Par Peter Asare-Nuamah
La population mondiale a connu une croissance exponentielle depuis la première révolution industrielle.
En 1950, la population mondiale s'élevait à 2,5 milliards d'habitants. En novembre 2022, la population mondiale a atteint 8 milliards d'habitants, et devrait passer à environ 9,7 milliards d'ici à 2050 et à 10,4 milliards d'ici au milieu des années 1980.
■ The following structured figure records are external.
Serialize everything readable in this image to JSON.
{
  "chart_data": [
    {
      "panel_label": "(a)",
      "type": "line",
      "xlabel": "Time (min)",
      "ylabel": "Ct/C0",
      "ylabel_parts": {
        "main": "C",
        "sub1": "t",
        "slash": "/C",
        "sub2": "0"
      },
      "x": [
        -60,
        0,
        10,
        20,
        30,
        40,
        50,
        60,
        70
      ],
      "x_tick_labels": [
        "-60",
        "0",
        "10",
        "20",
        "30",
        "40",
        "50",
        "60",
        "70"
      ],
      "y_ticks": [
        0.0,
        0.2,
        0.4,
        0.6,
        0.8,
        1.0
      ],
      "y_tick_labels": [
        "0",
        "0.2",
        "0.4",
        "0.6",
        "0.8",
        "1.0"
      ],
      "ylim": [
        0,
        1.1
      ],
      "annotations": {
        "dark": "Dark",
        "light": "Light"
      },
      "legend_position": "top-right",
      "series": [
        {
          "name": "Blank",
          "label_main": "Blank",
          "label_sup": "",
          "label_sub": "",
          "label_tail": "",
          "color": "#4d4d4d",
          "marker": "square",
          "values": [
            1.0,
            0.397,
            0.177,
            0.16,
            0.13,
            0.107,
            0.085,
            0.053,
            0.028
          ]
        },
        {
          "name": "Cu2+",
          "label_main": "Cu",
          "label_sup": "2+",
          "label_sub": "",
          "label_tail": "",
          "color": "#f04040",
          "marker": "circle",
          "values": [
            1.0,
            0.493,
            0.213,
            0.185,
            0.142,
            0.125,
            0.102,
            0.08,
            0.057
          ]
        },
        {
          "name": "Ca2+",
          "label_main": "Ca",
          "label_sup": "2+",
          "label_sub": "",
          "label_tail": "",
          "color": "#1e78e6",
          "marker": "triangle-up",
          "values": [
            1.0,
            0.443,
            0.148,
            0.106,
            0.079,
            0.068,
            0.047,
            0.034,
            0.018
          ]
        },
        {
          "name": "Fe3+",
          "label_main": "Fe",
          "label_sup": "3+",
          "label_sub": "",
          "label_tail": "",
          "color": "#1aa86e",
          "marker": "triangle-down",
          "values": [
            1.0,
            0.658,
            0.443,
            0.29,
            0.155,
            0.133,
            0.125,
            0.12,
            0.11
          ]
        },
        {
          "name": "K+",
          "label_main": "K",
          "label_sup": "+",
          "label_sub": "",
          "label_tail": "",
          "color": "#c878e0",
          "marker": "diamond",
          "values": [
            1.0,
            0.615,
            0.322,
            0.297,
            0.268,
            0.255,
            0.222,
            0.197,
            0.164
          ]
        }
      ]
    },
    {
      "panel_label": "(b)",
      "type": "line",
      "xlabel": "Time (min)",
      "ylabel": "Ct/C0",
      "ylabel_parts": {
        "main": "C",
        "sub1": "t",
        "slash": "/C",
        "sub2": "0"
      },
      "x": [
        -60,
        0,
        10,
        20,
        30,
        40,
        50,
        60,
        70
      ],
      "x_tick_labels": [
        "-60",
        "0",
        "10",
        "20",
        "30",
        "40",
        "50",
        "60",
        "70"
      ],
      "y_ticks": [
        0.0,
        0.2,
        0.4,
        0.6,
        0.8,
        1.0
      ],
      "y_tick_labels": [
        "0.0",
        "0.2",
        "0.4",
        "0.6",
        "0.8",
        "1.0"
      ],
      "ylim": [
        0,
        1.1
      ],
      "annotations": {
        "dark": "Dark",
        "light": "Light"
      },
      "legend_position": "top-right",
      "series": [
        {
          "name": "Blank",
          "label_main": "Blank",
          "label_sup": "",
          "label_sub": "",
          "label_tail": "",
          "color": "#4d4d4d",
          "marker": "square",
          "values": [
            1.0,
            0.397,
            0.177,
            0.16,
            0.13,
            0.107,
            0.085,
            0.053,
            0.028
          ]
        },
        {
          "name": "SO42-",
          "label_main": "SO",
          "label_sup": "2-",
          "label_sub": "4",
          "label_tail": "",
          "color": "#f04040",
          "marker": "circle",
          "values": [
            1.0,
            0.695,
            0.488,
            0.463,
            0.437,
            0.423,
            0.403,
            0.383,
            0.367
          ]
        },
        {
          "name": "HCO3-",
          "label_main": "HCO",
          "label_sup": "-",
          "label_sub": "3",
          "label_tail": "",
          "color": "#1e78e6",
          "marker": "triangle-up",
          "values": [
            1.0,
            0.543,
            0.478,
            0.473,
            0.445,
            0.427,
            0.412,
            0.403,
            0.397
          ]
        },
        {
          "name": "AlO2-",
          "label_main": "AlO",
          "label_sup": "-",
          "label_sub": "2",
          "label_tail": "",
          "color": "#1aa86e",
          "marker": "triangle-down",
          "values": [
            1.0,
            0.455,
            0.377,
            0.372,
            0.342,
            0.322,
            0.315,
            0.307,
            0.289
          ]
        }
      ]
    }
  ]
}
La croissance démographique la plus rapide est observée dans les régions en développement du monde, en particulier en Afrique.
En fait, entre 2022 et 2050, plus de la moitié de la croissance démographique mondiale devrait avoir lieu en Afrique.
L'augmentation de la population mondiale, en particulier en Afrique, s'accompagne de défis complexes. La nécessité de nourrir la population croissante est devenue l'une des principales priorités du programme de développement mondial, comme les objectifs de développement durable (ODD 2).
On estime que la capacité de production des systèmes agricoles et alimentaires actuels devra être doublée d'ici 2050 si nous voulons nourrir efficacement et durablement la population mondiale.
Les gouvernements du monde entier, leurs partenaires de développement et les institutions de recherche sont de plus en plus à la recherche de solutions capables de répondre à l'insécurité alimentaire croissante.
La majorité de la population mondiale, en particulier en Afrique et dans d'autres régions en développement, est déjà confrontée à une grave insécurité alimentaire et à des problèmes liés à la nutrition.
Ainsi, la majorité de la population mondiale souffrant d'insécurité alimentaire, de carences alimentaires et de malnutrition vit en Afrique et en Asie, où la croissance démographique reste forte.
Nourrir la population actuelle et future est donc une priorité urgente et nécessite une transformation des systèmes et des pratiques agricoles.
Les gouvernements du continent africain et leurs partenaires de développement ont mis en œuvre des programmes et des interventions visant à remédier à l'insécurité alimentaire croissante et aux problèmes de nutrition et de pauvreté qui en découlent.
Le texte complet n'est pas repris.